Dax bleibt vor US-Arbeitsmarktbericht leicht im Minus

Vor dem mit Spannung erwarteten Arbeitsmarktbericht aus den USA hat der deutsche Aktienmarkt am Freitag keine großen Sprünge gemacht. Der Dax stand am Mittag 0,23 Prozent tiefer bei 10 863,06 Punkte.

Der Job-Bericht sei wichtig für die Zinserwartungen in den USA und entsprechend hielten sich die meisten Anleger weiter zurück, sagte Experte Markus Huber vom Londoner Investmenthaus Peregrine & Black.

Zuletzt sind die Erwartungen wieder gestiegen, dass die US-Notenbank noch in diesem Jahr erstmals seit der Finanzkrise wieder von ihrer Nullzinspolitik abrückt. Die Nachrichtenflut aus der Berichtssaison ebbte vor dem Wochenende ab.

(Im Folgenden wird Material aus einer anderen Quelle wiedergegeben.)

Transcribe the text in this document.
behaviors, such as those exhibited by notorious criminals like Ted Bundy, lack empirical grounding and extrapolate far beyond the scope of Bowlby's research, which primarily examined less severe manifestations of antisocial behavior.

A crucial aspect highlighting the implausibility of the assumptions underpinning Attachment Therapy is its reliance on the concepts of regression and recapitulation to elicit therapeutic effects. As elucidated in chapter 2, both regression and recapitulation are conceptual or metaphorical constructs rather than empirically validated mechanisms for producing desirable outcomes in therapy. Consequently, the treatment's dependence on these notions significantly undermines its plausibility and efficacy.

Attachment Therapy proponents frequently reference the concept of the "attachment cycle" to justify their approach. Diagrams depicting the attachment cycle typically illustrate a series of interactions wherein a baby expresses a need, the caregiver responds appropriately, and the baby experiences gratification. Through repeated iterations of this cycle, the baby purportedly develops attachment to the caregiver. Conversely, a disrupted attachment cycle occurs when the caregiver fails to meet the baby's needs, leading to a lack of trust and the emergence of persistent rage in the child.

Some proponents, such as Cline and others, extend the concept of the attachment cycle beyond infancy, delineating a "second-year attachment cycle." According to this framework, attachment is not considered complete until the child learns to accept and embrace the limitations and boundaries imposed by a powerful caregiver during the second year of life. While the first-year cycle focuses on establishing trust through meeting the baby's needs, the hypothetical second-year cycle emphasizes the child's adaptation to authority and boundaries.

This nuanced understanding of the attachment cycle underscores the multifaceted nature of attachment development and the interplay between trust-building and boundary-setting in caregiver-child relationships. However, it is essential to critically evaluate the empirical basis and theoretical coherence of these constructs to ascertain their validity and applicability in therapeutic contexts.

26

Der MDax der mittelgroßen Werte fiel um 0,24 Prozent auf 21 119,78 Punkte. Der Technologiewerte-Index TecDax stieg dagegen um 0,43 Prozent auf 1818,53 Punkte. Angetrieben durch eine Kaufempfehlung von Merrill Lynch halfen die Aktien des Schwergewichts Dialog Semiconductor dem Auswahlindex mit einem plus von 3,50 Prozent. Der Eurozonen-Leitindex EuroStoxx 50 verlor am Mittag ein halbes Prozent an Wert.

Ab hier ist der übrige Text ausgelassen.